Rep. Jim Jordan (R-Ohio) is requesting a transcribed interview with a former Financial Crimes Enforcement Network (FinCEN) official for allegedly flagging consumer transactions that had the phrases “TRUMP” or “MAGA” in them.
On behalf of the Judiciary Committee’s Select Subcommittee on the Weaponization of the Federal Government, Jordan sent a letter requesting testimony to Noah Bishoff, the former director of an office in the Strategic Operations Division of FinCEN, which is part of the Treasury Department.
Jordan said the committee had obtained documents showing that FinCEN outlined “typologies” of persons of interest in materials distributed to financial institutions. He said these materials included “suggested search terms and Merchant Category Codes (MCCs) for identifying transactions on behalf of federal law enforcement” after Jan. 6, 2021.
“These materials included a document recommending the use of generic terms like ‘TRUMP’ and ‘MAGA’ to ‘search Zelle payment messages’ as well as a ‘prior FinCEN analysis’ of ‘Lone Actor/Homegrown Violent Extremism Indicators,” the letter states.
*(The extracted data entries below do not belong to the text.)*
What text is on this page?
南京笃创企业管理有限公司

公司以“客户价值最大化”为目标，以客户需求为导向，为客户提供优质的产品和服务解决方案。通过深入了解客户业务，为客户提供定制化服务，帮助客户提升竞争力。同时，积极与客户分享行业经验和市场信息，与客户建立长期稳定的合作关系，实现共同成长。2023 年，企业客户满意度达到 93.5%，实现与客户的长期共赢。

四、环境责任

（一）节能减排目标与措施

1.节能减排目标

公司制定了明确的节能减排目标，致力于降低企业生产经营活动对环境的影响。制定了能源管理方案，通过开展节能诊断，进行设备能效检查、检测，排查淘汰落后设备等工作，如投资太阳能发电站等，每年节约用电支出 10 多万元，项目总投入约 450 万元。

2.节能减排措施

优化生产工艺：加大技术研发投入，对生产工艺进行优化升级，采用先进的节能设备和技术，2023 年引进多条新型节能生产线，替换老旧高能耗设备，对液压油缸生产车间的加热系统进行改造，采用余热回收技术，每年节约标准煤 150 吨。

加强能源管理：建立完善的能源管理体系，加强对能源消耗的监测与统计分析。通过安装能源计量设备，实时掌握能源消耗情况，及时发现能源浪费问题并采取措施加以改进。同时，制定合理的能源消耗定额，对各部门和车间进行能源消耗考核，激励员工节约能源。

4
Jordan said FinCEN warned financial institutions of “extremism indicators,” such as transportation charges “for travel to areas with no apparent purchase” or “subscriptions to other media containing extremist views.”
“In other words, FinCEN urged large financial institutions to comb through the private transactions of their customers for suspicious charges on the basis of protected political and religious expression,” he said in the letter.
More top stories from The Hill:
The Treasury Department declined to comment on the letter. FinCEN’s mission is “to safeguard the financial system from illicit use, combat money laundering and its related crimes including terrorism,” according to its website.
Jordan also said FinCEN distributed slides that showed financial institutions how to flag customers who may be potential active shooters or terrorists based on their transactions. He contends that those who may have purchased a firearm, made a purchase at Cabela’s or Dick’s Sporting Goods and other businesses may have had their transactions flagged.
“Despite these transactions having no apparent criminal nexus — and, in fact, relate to Americans exercising their Second Amendment rights — FinCEN seems to have adopted a characterization of these Americans as potential threat actors,” Jordan wrote.
“This kind of pervasive financial surveillance, carried out in coordination with and at the request of federal law enforcement, into Americans’ private transactions is alarming and raises serious doubts about FinCEN’s respect for fundamental civil liberties,” he added.
Jordan is asking Bishoff to contact the committee staff to schedule a transcribed interview with the committee no later than Jan. 31.